The idea which seems to have misled the court below was, that the original judgment bound only Roush’s interest in the land to the extent of the unpaid purchase-money; and the judgment now sought to be recovered against the terre-tenant can bind nothing more.

This view would be well' enough were the present scire facias founded on the original judgment.
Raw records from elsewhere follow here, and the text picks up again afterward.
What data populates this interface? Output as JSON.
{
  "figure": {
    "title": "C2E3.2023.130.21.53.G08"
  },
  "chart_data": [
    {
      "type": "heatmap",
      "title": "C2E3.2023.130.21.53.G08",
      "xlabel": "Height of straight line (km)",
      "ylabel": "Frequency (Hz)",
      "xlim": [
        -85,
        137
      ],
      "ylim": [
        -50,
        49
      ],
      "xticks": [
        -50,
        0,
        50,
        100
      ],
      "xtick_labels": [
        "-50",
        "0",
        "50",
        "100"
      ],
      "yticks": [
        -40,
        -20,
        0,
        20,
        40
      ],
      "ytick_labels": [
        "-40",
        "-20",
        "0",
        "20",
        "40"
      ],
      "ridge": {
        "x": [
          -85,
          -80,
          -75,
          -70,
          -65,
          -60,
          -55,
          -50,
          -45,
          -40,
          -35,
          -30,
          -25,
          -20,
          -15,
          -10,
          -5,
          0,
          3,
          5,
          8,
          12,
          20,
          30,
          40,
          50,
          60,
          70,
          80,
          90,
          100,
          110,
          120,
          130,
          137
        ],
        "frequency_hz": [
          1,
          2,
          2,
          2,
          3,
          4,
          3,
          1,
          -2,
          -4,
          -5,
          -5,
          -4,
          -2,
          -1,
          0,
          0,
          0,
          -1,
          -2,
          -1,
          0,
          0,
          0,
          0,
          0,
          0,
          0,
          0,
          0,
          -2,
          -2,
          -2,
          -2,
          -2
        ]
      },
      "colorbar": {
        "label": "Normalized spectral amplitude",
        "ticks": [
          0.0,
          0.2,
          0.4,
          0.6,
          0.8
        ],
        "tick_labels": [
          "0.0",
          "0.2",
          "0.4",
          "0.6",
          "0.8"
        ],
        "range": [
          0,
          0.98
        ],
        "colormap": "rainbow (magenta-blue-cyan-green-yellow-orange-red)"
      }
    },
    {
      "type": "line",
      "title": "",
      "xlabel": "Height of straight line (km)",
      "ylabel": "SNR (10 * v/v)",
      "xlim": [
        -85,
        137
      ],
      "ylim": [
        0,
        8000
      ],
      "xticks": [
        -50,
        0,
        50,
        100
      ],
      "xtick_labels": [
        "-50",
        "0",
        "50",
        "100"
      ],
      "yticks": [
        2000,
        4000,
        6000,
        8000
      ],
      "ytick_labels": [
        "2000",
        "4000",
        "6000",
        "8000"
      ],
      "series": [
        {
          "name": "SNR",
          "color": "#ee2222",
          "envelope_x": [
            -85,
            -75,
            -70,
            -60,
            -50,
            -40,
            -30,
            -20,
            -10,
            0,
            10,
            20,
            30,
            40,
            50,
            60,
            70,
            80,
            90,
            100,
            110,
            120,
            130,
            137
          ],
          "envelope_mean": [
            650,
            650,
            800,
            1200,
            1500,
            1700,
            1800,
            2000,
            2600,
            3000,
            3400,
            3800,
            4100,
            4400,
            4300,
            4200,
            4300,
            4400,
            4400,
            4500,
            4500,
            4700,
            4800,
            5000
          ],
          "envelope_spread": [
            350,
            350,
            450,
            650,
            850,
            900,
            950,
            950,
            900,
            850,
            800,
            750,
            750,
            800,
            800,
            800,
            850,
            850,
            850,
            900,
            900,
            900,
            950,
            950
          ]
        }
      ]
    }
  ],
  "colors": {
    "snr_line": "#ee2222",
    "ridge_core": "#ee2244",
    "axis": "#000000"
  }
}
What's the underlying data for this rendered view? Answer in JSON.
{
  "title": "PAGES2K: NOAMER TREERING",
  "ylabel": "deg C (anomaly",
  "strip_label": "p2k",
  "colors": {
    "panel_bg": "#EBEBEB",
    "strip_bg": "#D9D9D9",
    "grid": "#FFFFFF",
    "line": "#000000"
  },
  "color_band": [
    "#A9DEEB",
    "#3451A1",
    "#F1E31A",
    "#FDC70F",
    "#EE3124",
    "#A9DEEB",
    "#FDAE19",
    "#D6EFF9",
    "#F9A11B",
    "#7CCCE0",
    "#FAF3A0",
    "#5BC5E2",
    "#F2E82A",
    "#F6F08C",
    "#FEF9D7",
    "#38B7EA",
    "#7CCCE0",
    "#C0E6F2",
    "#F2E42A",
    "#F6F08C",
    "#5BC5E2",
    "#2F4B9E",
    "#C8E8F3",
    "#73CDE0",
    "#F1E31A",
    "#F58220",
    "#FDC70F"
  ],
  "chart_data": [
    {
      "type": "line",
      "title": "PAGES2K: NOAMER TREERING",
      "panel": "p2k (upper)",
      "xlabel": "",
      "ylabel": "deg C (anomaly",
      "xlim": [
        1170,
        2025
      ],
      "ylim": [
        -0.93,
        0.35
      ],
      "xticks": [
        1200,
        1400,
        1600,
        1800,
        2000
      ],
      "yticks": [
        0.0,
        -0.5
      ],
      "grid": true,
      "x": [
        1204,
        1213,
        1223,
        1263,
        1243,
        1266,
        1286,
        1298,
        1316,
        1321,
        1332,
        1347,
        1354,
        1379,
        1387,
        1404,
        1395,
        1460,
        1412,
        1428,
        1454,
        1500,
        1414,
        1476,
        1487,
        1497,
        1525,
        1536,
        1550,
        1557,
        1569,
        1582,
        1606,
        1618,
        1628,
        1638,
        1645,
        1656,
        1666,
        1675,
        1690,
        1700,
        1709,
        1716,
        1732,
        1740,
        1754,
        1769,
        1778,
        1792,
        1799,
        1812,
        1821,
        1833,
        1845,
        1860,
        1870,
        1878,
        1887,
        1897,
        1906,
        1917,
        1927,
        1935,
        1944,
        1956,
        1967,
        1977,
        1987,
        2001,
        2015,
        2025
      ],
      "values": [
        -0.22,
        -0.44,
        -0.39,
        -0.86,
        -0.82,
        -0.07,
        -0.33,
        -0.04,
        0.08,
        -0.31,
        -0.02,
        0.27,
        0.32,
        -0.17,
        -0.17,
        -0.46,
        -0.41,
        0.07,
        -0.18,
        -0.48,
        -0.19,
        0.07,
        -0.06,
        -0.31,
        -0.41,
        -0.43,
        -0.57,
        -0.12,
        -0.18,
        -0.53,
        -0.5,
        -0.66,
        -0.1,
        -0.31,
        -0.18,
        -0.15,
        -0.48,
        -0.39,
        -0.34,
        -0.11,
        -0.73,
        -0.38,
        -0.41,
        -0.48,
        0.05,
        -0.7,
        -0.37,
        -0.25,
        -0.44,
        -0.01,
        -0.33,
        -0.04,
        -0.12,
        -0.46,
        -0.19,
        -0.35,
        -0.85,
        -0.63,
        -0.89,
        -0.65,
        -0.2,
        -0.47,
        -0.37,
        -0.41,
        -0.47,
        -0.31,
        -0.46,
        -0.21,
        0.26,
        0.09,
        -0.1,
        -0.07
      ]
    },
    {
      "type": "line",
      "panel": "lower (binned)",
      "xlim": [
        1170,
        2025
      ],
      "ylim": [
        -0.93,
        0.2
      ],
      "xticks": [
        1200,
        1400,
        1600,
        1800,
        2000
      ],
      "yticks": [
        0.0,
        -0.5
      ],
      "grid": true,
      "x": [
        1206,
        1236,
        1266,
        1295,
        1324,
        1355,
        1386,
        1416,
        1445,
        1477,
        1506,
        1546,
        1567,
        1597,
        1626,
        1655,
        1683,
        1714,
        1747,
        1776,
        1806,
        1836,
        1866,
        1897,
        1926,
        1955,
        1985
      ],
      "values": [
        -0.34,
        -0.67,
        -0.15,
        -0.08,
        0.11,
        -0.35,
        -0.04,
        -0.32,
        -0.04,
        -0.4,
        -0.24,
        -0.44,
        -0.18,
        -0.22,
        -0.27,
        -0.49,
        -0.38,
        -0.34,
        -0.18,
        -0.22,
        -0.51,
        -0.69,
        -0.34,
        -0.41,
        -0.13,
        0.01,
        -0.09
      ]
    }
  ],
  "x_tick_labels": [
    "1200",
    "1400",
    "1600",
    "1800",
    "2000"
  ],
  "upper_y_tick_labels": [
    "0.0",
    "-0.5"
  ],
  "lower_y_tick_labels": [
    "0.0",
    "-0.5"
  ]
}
But the learned judge seems to have forgotten, that, before the rendition of the second judgment, which is the foundation of the now pending writ, Roush had parted with all his interest in the land, legal and equitable, and that the now sole defendant was no party to the second judgment. It cannot, therefore, be said to encumber Roush’s interest, for then he had none; it cannot bind Zerns’s, for he was no party to it.

In every point of view, the proceeding is erroneous, so far as Zerns is concerned. If the error involves a loss of the plaintiff’s debt, it may be regretted, but cannot be helped.

Vigilantibus et non dormientibus jura subveniunt.

If the plaintiff thinks he can better it on another trial, he may have a new venire.

Judgment reversed, and a venire de novo awarded.